Ian Poulter Calls Greens at U.S. Open ‘Disgraceful’

AP Photo
The Associated Press

Unlike Jordan Spieth, who won the 115th U.S. Open on Sunday, English golfer Ian Poulter suffered through a rough day at Chambers Bay shooting seven over par for a finishing round of 77 and eleven over for the tournament.

In an Instagram message, Poulter remarked that he was looking forward to “congratulating the 2015 US Open Champion very soon.” But, he did not stop there.

The 26th-ranked golfer in the world went on a tirade lambasting the putting surfaces that competitors traversed at America’s national championship.

Defending himself that “this is not sour grapes,” Poulter excoriated the USGA calling it “disgraceful” that they haven’t apologized about the greens.

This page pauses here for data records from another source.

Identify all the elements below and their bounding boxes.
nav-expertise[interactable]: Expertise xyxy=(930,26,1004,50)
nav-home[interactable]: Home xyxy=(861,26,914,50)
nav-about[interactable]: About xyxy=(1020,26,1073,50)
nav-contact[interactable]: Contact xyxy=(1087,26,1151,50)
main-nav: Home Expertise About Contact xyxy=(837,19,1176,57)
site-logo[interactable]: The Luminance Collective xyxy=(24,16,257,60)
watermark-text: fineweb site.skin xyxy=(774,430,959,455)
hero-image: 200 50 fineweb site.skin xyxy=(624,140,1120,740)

They instead declared “that they are thrilled with the course condition this week,” Poulter noted.

The Englishman wrote:

If this was a regular PGA tour event lots of players would have withdrawn and gone home on Wednesday, but players won’t do that for a major. They were simply the worst most disgraceful surface I have ever seen on any tour in all the years I have played. The US Open deserves better than that. And the extra money that they have earn’t this year from @FoxSports, they could easily have relayed the greens so we could have had perfect surfaces. Simply not good enough and deeply disappointing for a tournament of this magnitude.

Poulter apologized to the fans at the event who had difficulty watching the players because of the severe slopes that impeded spectator viewing. “I’m sorry you wasted your money traveling to be disappointed. I hope we all learn something moving forward to not have these problems in the future. Happy Fathers Day,” he added.

Poulter wasn’t alone in criticizing Chambers Bay. Henrik Stenson said that the greens at Chambers Bay are “like putting on broccoli.” Rory McIlroy disagreed. “I think they’re more like cauliflower.”

Gene Wojciechowski for ESPN aptly pointed out:

Whatever they are, U.S. Open greens aren’t supposed to be compared to food groups. Or to the lunar surface (more Stenson). Or to a dust surface (Charl Schwartzel). Or to the deceased (Ernie Els, who says four of the greens are dead).

The 2014 Fed Ex Cup champion Billy Horschel observed, “I’ve hit a lot of really good putts that have bounced all over the world. So it’s just frustrating.”

Breitbart News reported that Gary Player called it one of the worst golf courses he’s seen in his sixty three years as a pro. One player commented as he arrived at the course and saw smoke bellowing from a nearby marina warehouse fire,”With any luck, it’s the course.”